Holy shit, that was the laziest rhetorical "I'm rubber and you're glue" I've ever read.
I'd love to know what planet you're from. Not a word of that sounds like any of my LIEBERAL LIBTARD friends. It does, however, sound a lot like the folks waving the Confederate flag outside the White House.
That's not the equivalent. The equivalent would be the n-word. Do you not understand what a racial slur is?
Sorry brother, but in my efforts to curb the use of hate language directed against minorities, gay and transgender people, the only people who have ever put up a fight are the people who are way too concerned with the possibility of not being able to call a gay person the f-word or black people n-words.
Were you trying to set a world record for most strawmen and false equivalences in a single sentence?
And I think here the message is twice as powerful because it's delivered by the controversial Notre Dame mascot.
I'm more of a libTARD.
You are probably one of them! DUMMYcrat!
Yes, because the first nation tribes towards whom that term is derogatory are all liberals.
As I've said before here, perhaps you should approach the next African-American you see and call him a "blackskin." Be sure to take notes on whether or not he finds it offensive.
Ohh, "lieberals." I see what you did there. Very clever.
Hear that?

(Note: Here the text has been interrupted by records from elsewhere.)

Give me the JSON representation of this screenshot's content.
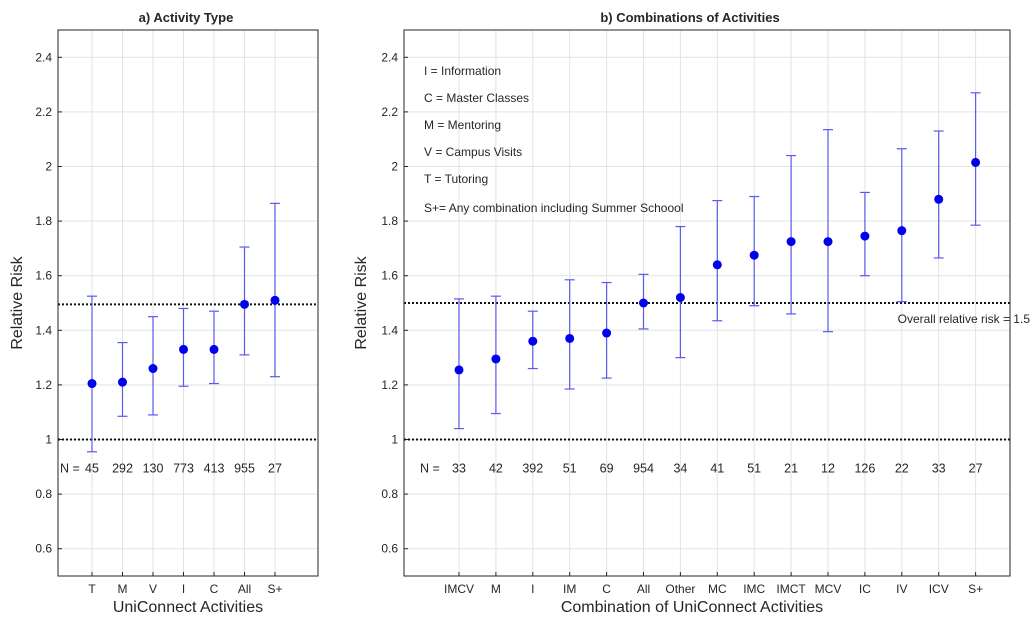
{
  "chart_data": [
    {
      "type": "scatter",
      "title": "a) Activity Type",
      "xlabel": "UniConnect Activities",
      "ylabel": "Relative Risk",
      "ylim": [
        0.5,
        2.5
      ],
      "yticks": [
        0.6,
        0.8,
        1,
        1.2,
        1.4,
        1.6,
        1.8,
        2,
        2.2,
        2.4
      ],
      "ytick_labels": [
        "0.6",
        "0.8",
        "1",
        "1.2",
        "1.4",
        "1.6",
        "1.8",
        "2",
        "2.2",
        "2.4"
      ],
      "grid": true,
      "categories": [
        "T",
        "M",
        "V",
        "I",
        "C",
        "All",
        "S+"
      ],
      "values": [
        1.205,
        1.21,
        1.26,
        1.33,
        1.33,
        1.495,
        1.51
      ],
      "lower": [
        0.955,
        1.085,
        1.09,
        1.195,
        1.205,
        1.31,
        1.23
      ],
      "upper": [
        1.525,
        1.355,
        1.45,
        1.48,
        1.47,
        1.705,
        1.865
      ],
      "counts_prefix": "N =",
      "counts": [
        "45",
        "292",
        "130",
        "773",
        "413",
        "955",
        "27"
      ],
      "reference_lines": [
        1.0,
        1.495
      ],
      "marker_color": "#0000ee",
      "line_color": "#5a5af0"
    },
    {
      "type": "scatter",
      "title": "b) Combinations of Activities",
      "xlabel": "Combination of UniConnect Activities",
      "ylabel": "Relative Risk",
      "ylim": [
        0.5,
        2.5
      ],
      "yticks": [
        0.6,
        0.8,
        1,
        1.2,
        1.4,
        1.6,
        1.8,
        2,
        2.2,
        2.4
      ],
      "ytick_labels": [
        "0.6",
        "0.8",
        "1",
        "1.2",
        "1.4",
        "1.6",
        "1.8",
        "2",
        "2.2",
        "2.4"
      ],
      "grid": true,
      "categories": [
        "IMCV",
        "M",
        "I",
        "IM",
        "C",
        "All",
        "Other",
        "MC",
        "IMC",
        "IMCT",
        "MCV",
        "IC",
        "IV",
        "ICV",
        "S+"
      ],
      "values": [
        1.255,
        1.295,
        1.36,
        1.37,
        1.39,
        1.5,
        1.52,
        1.64,
        1.675,
        1.725,
        1.725,
        1.745,
        1.765,
        1.88,
        2.015
      ],
      "lower": [
        1.04,
        1.095,
        1.26,
        1.185,
        1.225,
        1.405,
        1.3,
        1.435,
        1.49,
        1.46,
        1.395,
        1.6,
        1.505,
        1.665,
        1.785
      ],
      "upper": [
        1.515,
        1.525,
        1.47,
        1.585,
        1.575,
        1.605,
        1.78,
        1.875,
        1.89,
        2.04,
        2.135,
        1.905,
        2.065,
        2.13,
        2.27
      ],
      "counts_prefix": "N =",
      "counts": [
        "33",
        "42",
        "392",
        "51",
        "69",
        "954",
        "34",
        "41",
        "51",
        "21",
        "12",
        "126",
        "22",
        "33",
        "27"
      ],
      "reference_lines": [
        1.0,
        1.5
      ],
      "reference_label": "Overall relative risk = 1.5",
      "legend_text": [
        "I = Information",
        "C = Master Classes",
        "M = Mentoring",
        "V = Campus Visits",
        "T = Tutoring",
        "S+= Any combination including Summer Schoool"
      ],
      "marker_color": "#0000ee",
      "line_color": "#5a5af0"
    }
  ]
}
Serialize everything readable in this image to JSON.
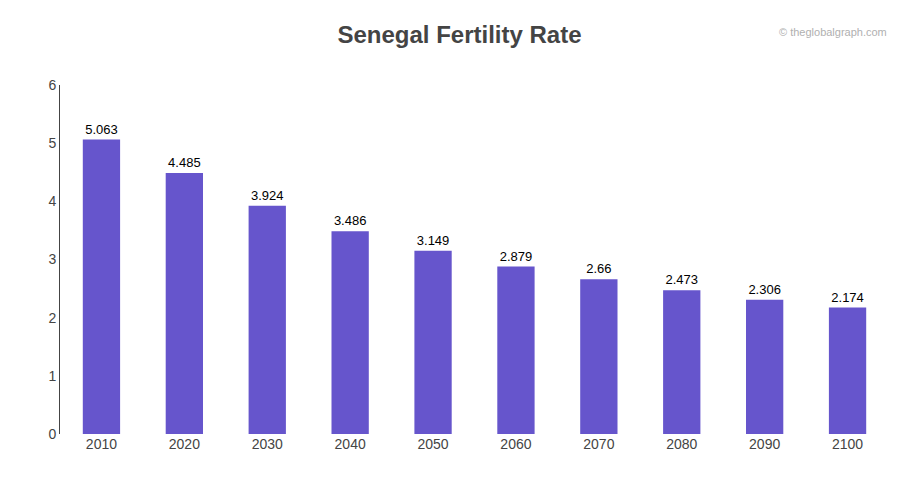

That's the thunder of scared white people stampeding over themselves to trash "political correctness" because they feel threatened by the fact that they're losing more and more avenues by which to marginalize minorities.
Police officers later apologized after they came to understand that "I ♥ Jerry's Kids" on the back of a jersey not only might have two different meanings, but that they could also be referring to two different sets of kids.
I thought it was the Penn State police department that looked the other way when confronted by troublesome people, not the other way around.